The Xperia 10 III is another of those Sonys that don't bother adhering to market trends. Sony has its own feature prioritization. As such, this Xperia is different from a lot of its competitors in the 5G-capable midrange space. With, naturally, both the good and the bad implications.
Perhaps the closest match to the Xperia's feature set is the Galaxy A52 5G. While we've only reviewed the 4G version, the largely identical hardware between the two Galaxies lets us speculate with a fairly high level of confidence who's going to win at what. The Galaxy has a superior display, beefier chipset, and stereo speakers. The main and ultrawide cameras on the A52 5G are a little better, but the Xperia does counter with a decent zoom camera which the Galaxy lacks.
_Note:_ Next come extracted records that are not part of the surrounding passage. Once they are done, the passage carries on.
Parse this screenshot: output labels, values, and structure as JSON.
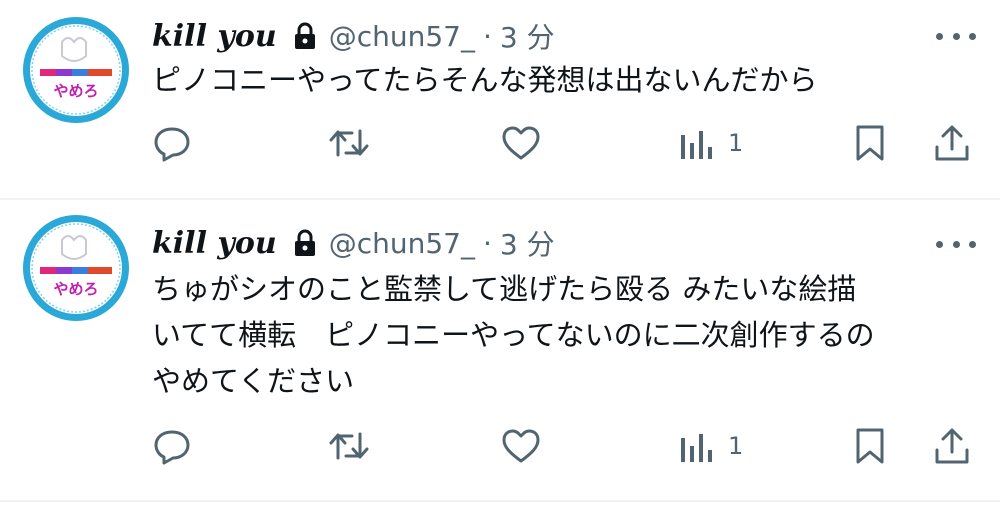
{
  "tweets": [
    {
      "display_name": "kill you",
      "handle": "@chun57_",
      "separator": "·",
      "time": "3 分",
      "text_lines": [
        "ピノコニーやってたらそんな発想は出ないんだから"
      ],
      "views": "1",
      "avatar_text": "やめろ"
    },
    {
      "display_name": "kill you",
      "handle": "@chun57_",
      "separator": "·",
      "time": "3 分",
      "text_lines": [
        "ちゅがシオのこと監禁して逃げたら殴る みたいな絵描",
        "いてて横転　ピノコニーやってないのに二次創作するの",
        "やめてください"
      ],
      "views": "1",
      "avatar_text": "やめろ"
    }
  ],
  "icons": {
    "lock": "lock-icon",
    "more": "more-icon",
    "reply": "reply-icon",
    "retweet": "retweet-icon",
    "like": "heart-icon",
    "views": "analytics-icon",
    "bookmark": "bookmark-icon",
    "share": "share-icon"
  },
  "colors": {
    "text": "#0f1419",
    "secondary": "#536471",
    "divider": "#eff3f4",
    "avatar_ring": "#22a7d6"
  }
}
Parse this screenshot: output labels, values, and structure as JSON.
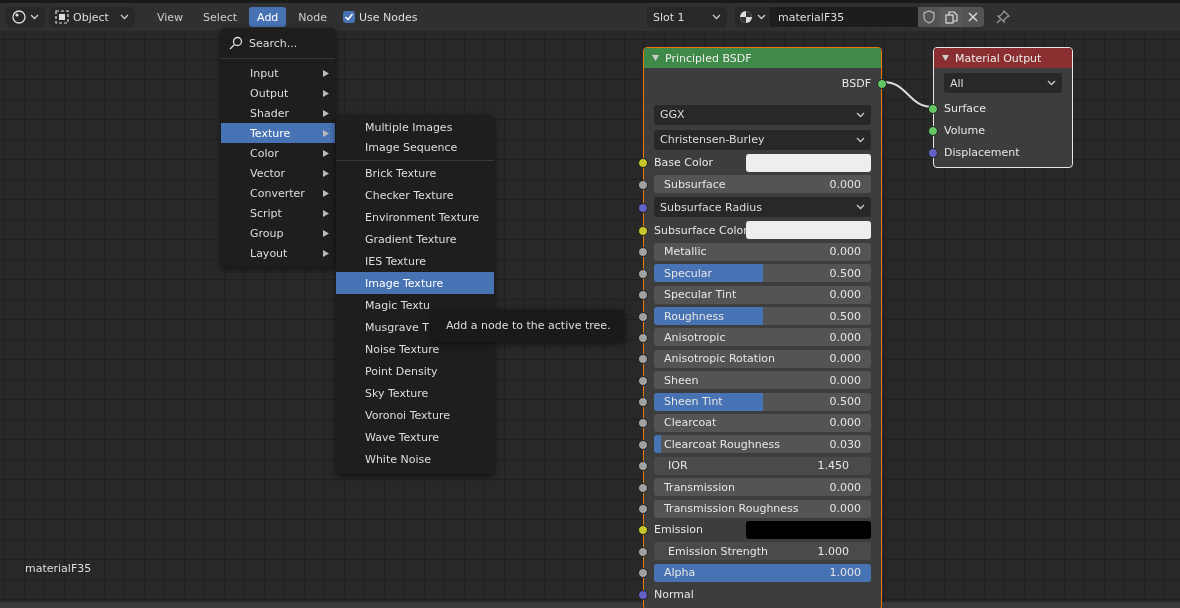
{
  "header": {
    "mode_dropdown": {
      "value": "Object"
    },
    "menus": [
      {
        "label": "View",
        "selected": false
      },
      {
        "label": "Select",
        "selected": false
      },
      {
        "label": "Add",
        "selected": true
      },
      {
        "label": "Node",
        "selected": false
      }
    ],
    "use_nodes": {
      "label": "Use Nodes",
      "checked": true
    },
    "slot_dropdown": {
      "value": "Slot 1"
    },
    "material_field": {
      "value": "materialF35"
    }
  },
  "add_menu": {
    "search": {
      "label": "Search..."
    },
    "items": [
      {
        "label": "Input",
        "selected": false
      },
      {
        "label": "Output",
        "selected": false
      },
      {
        "label": "Shader",
        "selected": false
      },
      {
        "label": "Texture",
        "selected": true
      },
      {
        "label": "Color",
        "selected": false
      },
      {
        "label": "Vector",
        "selected": false
      },
      {
        "label": "Converter",
        "selected": false
      },
      {
        "label": "Script",
        "selected": false
      },
      {
        "label": "Group",
        "selected": false
      },
      {
        "label": "Layout",
        "selected": false
      }
    ]
  },
  "texture_menu": {
    "groups": [
      [
        {
          "label": "Multiple Images",
          "selected": false
        },
        {
          "label": "Image Sequence",
          "selected": false
        }
      ],
      [
        {
          "label": "Brick Texture",
          "selected": false
        },
        {
          "label": "Checker Texture",
          "selected": false
        },
        {
          "label": "Environment Texture",
          "selected": false
        },
        {
          "label": "Gradient Texture",
          "selected": false
        },
        {
          "label": "IES Texture",
          "selected": false
        },
        {
          "label": "Image Texture",
          "selected": true
        },
        {
          "label": "Magic Textu",
          "selected": false
        },
        {
          "label": "Musgrave T",
          "selected": false
        },
        {
          "label": "Noise Texture",
          "selected": false
        },
        {
          "label": "Point Density",
          "selected": false
        },
        {
          "label": "Sky Texture",
          "selected": false
        },
        {
          "label": "Voronoi Texture",
          "selected": false
        },
        {
          "label": "Wave Texture",
          "selected": false
        },
        {
          "label": "White Noise",
          "selected": false
        }
      ]
    ]
  },
  "tooltip": {
    "text": "Add a node to the active tree."
  },
  "canvas_label": "materialF35",
  "nodes": [
    {
      "title": "Principled BSDF",
      "kind": "shader",
      "active": true,
      "rows": [
        {
          "kind": "output",
          "label": "BSDF",
          "socket": {
            "color": "#63c763"
          }
        },
        {
          "kind": "dropdown",
          "value": "GGX"
        },
        {
          "kind": "dropdown",
          "value": "Christensen-Burley"
        },
        {
          "kind": "color",
          "label": "Base Color",
          "socket": {
            "color": "#c7c729"
          },
          "color": "#eeeeee"
        },
        {
          "kind": "slider",
          "label": "Subsurface",
          "value": "0.000",
          "level": 0,
          "socket": {
            "color": "#a1a1a1"
          }
        },
        {
          "kind": "dropdown",
          "value": "Subsurface Radius",
          "socket": {
            "color": "#6363c7"
          }
        },
        {
          "kind": "color",
          "label": "Subsurface Color",
          "socket": {
            "color": "#c7c729"
          },
          "color": "#eeeeee"
        },
        {
          "kind": "slider",
          "label": "Metallic",
          "value": "0.000",
          "level": 0,
          "socket": {
            "color": "#a1a1a1"
          }
        },
        {
          "kind": "slider",
          "label": "Specular",
          "value": "0.500",
          "level": 0.5,
          "socket": {
            "color": "#a1a1a1"
          }
        },
        {
          "kind": "slider",
          "label": "Specular Tint",
          "value": "0.000",
          "level": 0,
          "socket": {
            "color": "#a1a1a1"
          }
        },
        {
          "kind": "slider",
          "label": "Roughness",
          "value": "0.500",
          "level": 0.5,
          "socket": {
            "color": "#a1a1a1"
          }
        },
        {
          "kind": "slider",
          "label": "Anisotropic",
          "value": "0.000",
          "level": 0,
          "socket": {
            "color": "#a1a1a1"
          }
        },
        {
          "kind": "slider",
          "label": "Anisotropic Rotation",
          "value": "0.000",
          "level": 0,
          "socket": {
            "color": "#a1a1a1"
          }
        },
        {
          "kind": "slider",
          "label": "Sheen",
          "value": "0.000",
          "level": 0,
          "socket": {
            "color": "#a1a1a1"
          }
        },
        {
          "kind": "slider",
          "label": "Sheen Tint",
          "value": "0.500",
          "level": 0.5,
          "socket": {
            "color": "#a1a1a1"
          }
        },
        {
          "kind": "slider",
          "label": "Clearcoat",
          "value": "0.000",
          "level": 0,
          "socket": {
            "color": "#a1a1a1"
          }
        },
        {
          "kind": "slider",
          "label": "Clearcoat Roughness",
          "value": "0.030",
          "level": 0.03,
          "socket": {
            "color": "#a1a1a1"
          }
        },
        {
          "kind": "number",
          "label": "IOR",
          "value": "1.450",
          "socket": {
            "color": "#a1a1a1"
          }
        },
        {
          "kind": "slider",
          "label": "Transmission",
          "value": "0.000",
          "level": 0,
          "socket": {
            "color": "#a1a1a1"
          }
        },
        {
          "kind": "slider",
          "label": "Transmission Roughness",
          "value": "0.000",
          "level": 0,
          "socket": {
            "color": "#a1a1a1"
          }
        },
        {
          "kind": "color",
          "label": "Emission",
          "socket": {
            "color": "#c7c729"
          },
          "color": "#000000"
        },
        {
          "kind": "number",
          "label": "Emission Strength",
          "value": "1.000",
          "socket": {
            "color": "#a1a1a1"
          }
        },
        {
          "kind": "slider",
          "label": "Alpha",
          "value": "1.000",
          "level": 1,
          "socket": {
            "color": "#a1a1a1"
          }
        },
        {
          "kind": "input",
          "label": "Normal",
          "socket": {
            "color": "#6363c7"
          }
        }
      ]
    },
    {
      "title": "Material Output",
      "kind": "output",
      "active": false,
      "rows": [
        {
          "kind": "dropdown",
          "value": "All"
        },
        {
          "kind": "input",
          "label": "Surface",
          "socket": {
            "color": "#63c763"
          }
        },
        {
          "kind": "input",
          "label": "Volume",
          "socket": {
            "color": "#63c763"
          }
        },
        {
          "kind": "input",
          "label": "Displacement",
          "socket": {
            "color": "#6363c7"
          }
        }
      ]
    }
  ]
}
The Samsung is the only competitor offering proper water resistance, but the 10 III is that extra bit safer with its IP65/68 rating (IP67 on the A52), and the Sony is the obvious choice if you value pocketability.
If you care about size and weight, the Mi 11 Lite 5G can give the Xperia 10 III a run for its money thanks to its svelte 6.8mm waistline and 159g weight, but the narrow Sony remains a favorite for single-handed use. The Xiaomi's water protection maxes out at splashes, but it has stereo speakers, a finer display, and a more powerful chipset. The Sony lasts longer on a single charge but takes three times as long to top up. Oh, and one has an infrared blaster (Mi), the other - a headphone jack (Xperia).
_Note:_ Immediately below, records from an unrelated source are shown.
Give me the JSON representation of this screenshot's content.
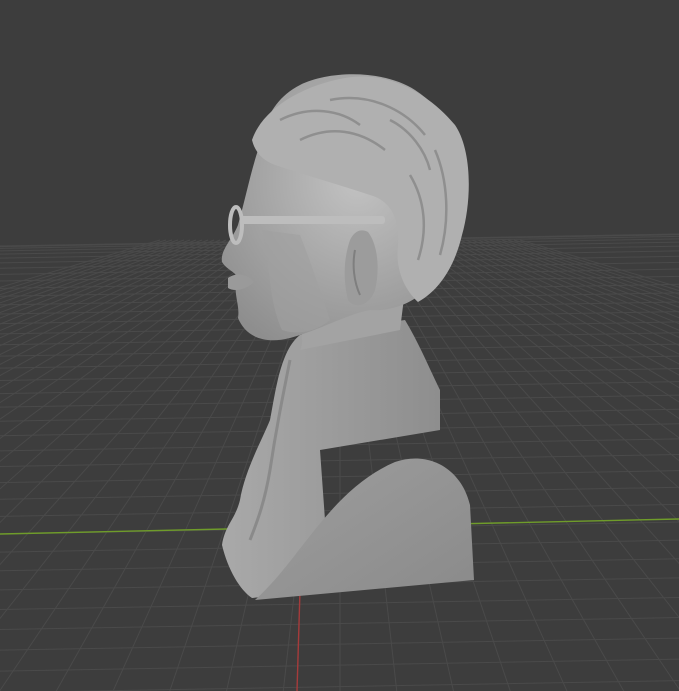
{
  "viewport": {
    "background": "#3d3d3d",
    "grid_color": "#4a4a4a",
    "x_axis_color": "#6f9c2a",
    "y_axis_color": "#a63b3b"
  },
  "model": {
    "description": "bust",
    "fill": "#a9a9a9",
    "shadow": "#8c8c8c",
    "highlight": "#c4c4c4"
  }
}
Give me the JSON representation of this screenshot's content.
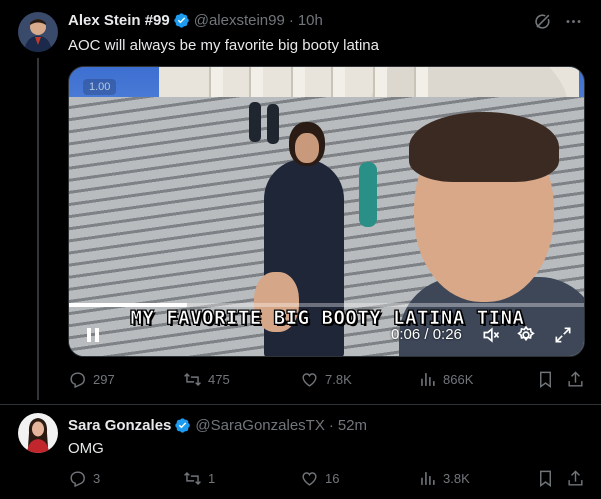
{
  "tweet1": {
    "display_name": "Alex Stein #99",
    "handle": "@alexstein99",
    "separator": "·",
    "time": "10h",
    "text": "AOC will always be my favorite big booty latina",
    "media": {
      "gif_badge": "1.00",
      "caption": "MY FAVORITE BIG BOOTY LATINA TINA",
      "time_display": "0:06 / 0:26",
      "progress": 0.23
    },
    "stats": {
      "replies": "297",
      "reposts": "475",
      "likes": "7.8K",
      "views": "866K"
    }
  },
  "tweet2": {
    "display_name": "Sara Gonzales",
    "handle": "@SaraGonzalesTX",
    "separator": "·",
    "time": "52m",
    "text": "OMG",
    "stats": {
      "replies": "3",
      "reposts": "1",
      "likes": "16",
      "views": "3.8K"
    }
  },
  "colors": {
    "background": "#000000",
    "text_primary": "#e7e9ea",
    "text_secondary": "#71767b",
    "verified": "#1d9bf0",
    "divider": "#2f3336"
  },
  "icons": [
    "grok-icon",
    "more-icon",
    "reply-icon",
    "repost-icon",
    "like-icon",
    "views-icon",
    "bookmark-icon",
    "share-icon",
    "play-pause-icon",
    "mute-icon",
    "settings-icon",
    "fullscreen-icon",
    "verified-badge-icon"
  ]
}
The OnePlus Nord is half-way out the door, to be replaced by the Nord CE any day now, but the new one won't be much different by all accounts. Yet another alternative with more raw power and better display, the Nord is much quicker to charge, but also quicker to drain - the Xperia wins another endurance race. The Sony is the overall better cameraphone, too.
Here's a curveball - the LG Velvet. It matches the Xperia's water submersion survival rating, has stereo speakers and a headphone jack, and even if it's not overly compact, it is a pretty sexy handset. It, too, offers better performance than the Xperia though it's far from the Sony's endurance rating. With the Velvet you win bonus points for having one of LG's last smartphones, but it's really the fact of LG exiting the smartphone business that will allow you to get it at roughly Xperia 10 III money, otherwise it would have been out of reach.
The Xperia 10 III, similarly to the bulk of Xperias in the past, is hard to get us excited and advising that you rush into stores to get one. It's got its flaws - the 60Hz display sticks out at a time when virtually the entire industry is switching to high refresh rates. And we've picked our words very carefully when talking about the charger but we do have very strong feelings in that respect. Stereo speakers are ever more common in the midrange too, and the Xperia misses out on this trend too. And for a phone that prides itself on its camera prowess, selfies sure aren't up to scratch.
However, this Xperia has its fair share of advantages over the competition. Starting with the physical, the Xperia 10 III is one of the most compact devices you can find in the midrange. More importantly, it has full IP65/IP68 dust and water protection - best in class weather sealing. Best-in-class is also the 10 III's battery endurance, and that does mean a lot. Plus, you do get a proper triple camera system that while not infallible, is more versatile than most. And, in the end, it's an Xperia and that may matter a lot to the right buyer.